A loud, sickly snap was heard as the spine and surrounding vertebral bones were severed. Death slowly encroached before finally overtaking him. A tremor passed through Eugene as he tossed the carcass to the floor. He then turned his attention to Dmitri Ivanov.
As he moved toward the mob boss, the timer on the explosive device bottomed out to zero.
It signaled the end of its countdown by issuing a distinct ding sound as benign as a toaster. No explosion ensued. The artificial bomb proved a successful distraction.
He advanced further, stepping slowly, relishing Ivanov’s reaction. Dmitri Ivanov sat mouth agape. Eugene removed his dark sunglasses revealing his unnatural, feline eyes. He parted his thin lips and stretched them across his teeth into a twisted smile. Like a ferocious animal baring his incisors, his face contorted into a nightmarish image.
He watched as Ivanov’s carotid artery pulsated erratically; he could practically hear its fitful drumming. The burly, blond criminal’s expression was no longer cocky. Instead, he more closely resembled a man who had seen the devil himself. Fear and horror flashed across his reddened face as he regarded the abomination positioned across from him.
Dmitri Ivanov, though shocked and horrified, attempted to feign confidence.
“What the hell are you?” he asked.
Eugene leaned toward Ivanov and spoke, “What I am is the man who was sent to kill you, Mr.
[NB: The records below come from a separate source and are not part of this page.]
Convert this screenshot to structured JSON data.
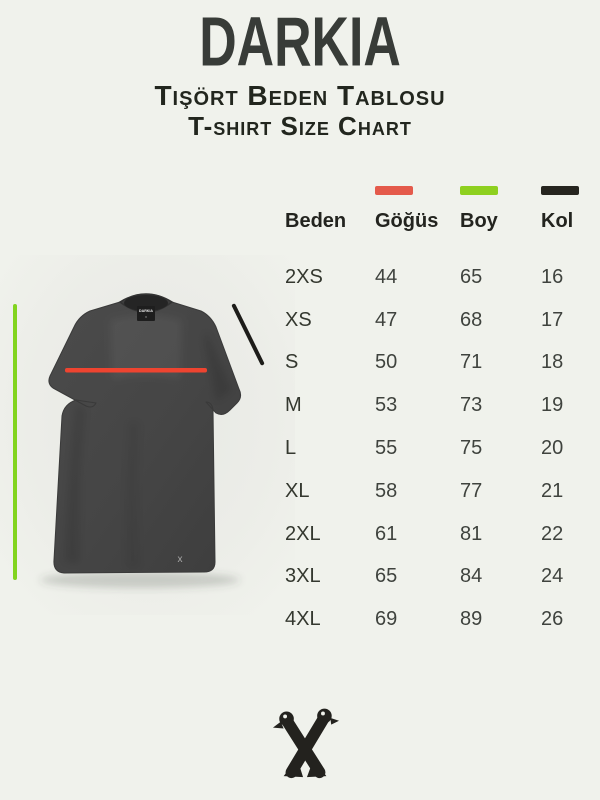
{
  "header": {
    "brand": "DARKIA",
    "subtitle_tr": "Tişört Beden Tablosu",
    "subtitle_en": "T-shirt Size Chart"
  },
  "colors": {
    "page_bg": "#f0f2ec",
    "chest_swatch": "#e45a4b",
    "length_swatch": "#8ed01f",
    "sleeve_swatch": "#26251f",
    "chest_line": "#ee4430",
    "length_line": "#82d41f",
    "sleeve_line": "#1d1c19",
    "shirt_fabric": "#454545",
    "logo_ink": "#23221e"
  },
  "table": {
    "columns": [
      {
        "key": "beden",
        "label": "Beden",
        "swatch": null
      },
      {
        "key": "gogus",
        "label": "Göğüs",
        "swatch": "#e45a4b"
      },
      {
        "key": "boy",
        "label": "Boy",
        "swatch": "#8ed01f"
      },
      {
        "key": "kol",
        "label": "Kol",
        "swatch": "#26251f"
      }
    ],
    "rows": [
      [
        "2XS",
        "44",
        "65",
        "16"
      ],
      [
        "XS",
        "47",
        "68",
        "17"
      ],
      [
        "S",
        "50",
        "71",
        "18"
      ],
      [
        "M",
        "53",
        "73",
        "19"
      ],
      [
        "L",
        "55",
        "75",
        "20"
      ],
      [
        "XL",
        "58",
        "77",
        "21"
      ],
      [
        "2XL",
        "61",
        "81",
        "22"
      ],
      [
        "3XL",
        "65",
        "84",
        "24"
      ],
      [
        "4XL",
        "69",
        "89",
        "26"
      ]
    ]
  },
  "tshirt": {
    "neck_label": "DARKIA",
    "hem_logo": "x"
  },
  "chart_data": {
    "type": "table",
    "title": "T-shirt Size Chart / Tişört Beden Tablosu",
    "columns": [
      "Beden",
      "Göğüs",
      "Boy",
      "Kol"
    ],
    "legend": [
      {
        "column": "Göğüs",
        "color": "#e45a4b",
        "maps_to": "chest line on shirt"
      },
      {
        "column": "Boy",
        "color": "#8ed01f",
        "maps_to": "vertical length line"
      },
      {
        "column": "Kol",
        "color": "#26251f",
        "maps_to": "sleeve diagonal line"
      }
    ],
    "rows": [
      [
        "2XS",
        44,
        65,
        16
      ],
      [
        "XS",
        47,
        68,
        17
      ],
      [
        "S",
        50,
        71,
        18
      ],
      [
        "M",
        53,
        73,
        19
      ],
      [
        "L",
        55,
        75,
        20
      ],
      [
        "XL",
        58,
        77,
        21
      ],
      [
        "2XL",
        61,
        81,
        22
      ],
      [
        "3XL",
        65,
        84,
        24
      ],
      [
        "4XL",
        69,
        89,
        26
      ]
    ]
  }
}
Ivanov.”
Eugene paused, allowing the weight of his words to be fully absorbed.
“You’ve insulted Dr. Franklin Terzini. You threatened his life. Now, I’m here for yours.”
“If you kill me, you will start something you cannot finish!” Ivanov said his words pressured by fear he sought to suppress. “Do you have any idea how many men I am connected to? There is no country in the world that you or Terzini will be safe in, you will be tracked down like dogs. If you Let me live,” he tried, but Eugene had heard enough. He interrupted Ivanov’s ramblings and spoke, his voice flat and devoid of emotion.
“Let you live? I don’t think so. But I will give you a sporting chance and offer you a count of twenty to flee before I come after you.”
“Do you hear me?” Ivanov asked, his voice turning shrill. “There is no,” he tried again futilely.
“Twenty!” Eugene spat angrily, alerting Ivanov that there would be no bargaining.
“You’re a dead man!” Ivanov proclaimed as he rose from his chair.
Eugene smirked at Ivanov, before resuming his countdown.
“Nineteen!”
Accepting his fate, Dmitri Ivanov frantically scrambled out the door in to the surrounding wooded hills.
Eugene, true to his word, gave Dmitri Ivanov a full count of twenty before slowly walking to the door of the dilapidated structure. He paused at the threshold and sniffed the air. Though thickened by fog, the scent was distinct; it lingered. Savoring the trail for just a moment, Eugene felt a familiar emotion swell with in him: rage.
He needed to kill. His entire body quivered involuntarily before he stepped outside to begin his pursuit.
Swiftly closing the distance between him and Iva
nov, Eugene descended on his prey.
There was no longer a need for him to rush, he was able to take his time, enjoy himself.
If anyone had been in the forested hills of Petropavlovsk-Kamchatsky, they would have heard the tortured screams of Dmitri Ivanov suffering at the hands of his killer. Fortunately for Eugene, no one was present to hear the cries.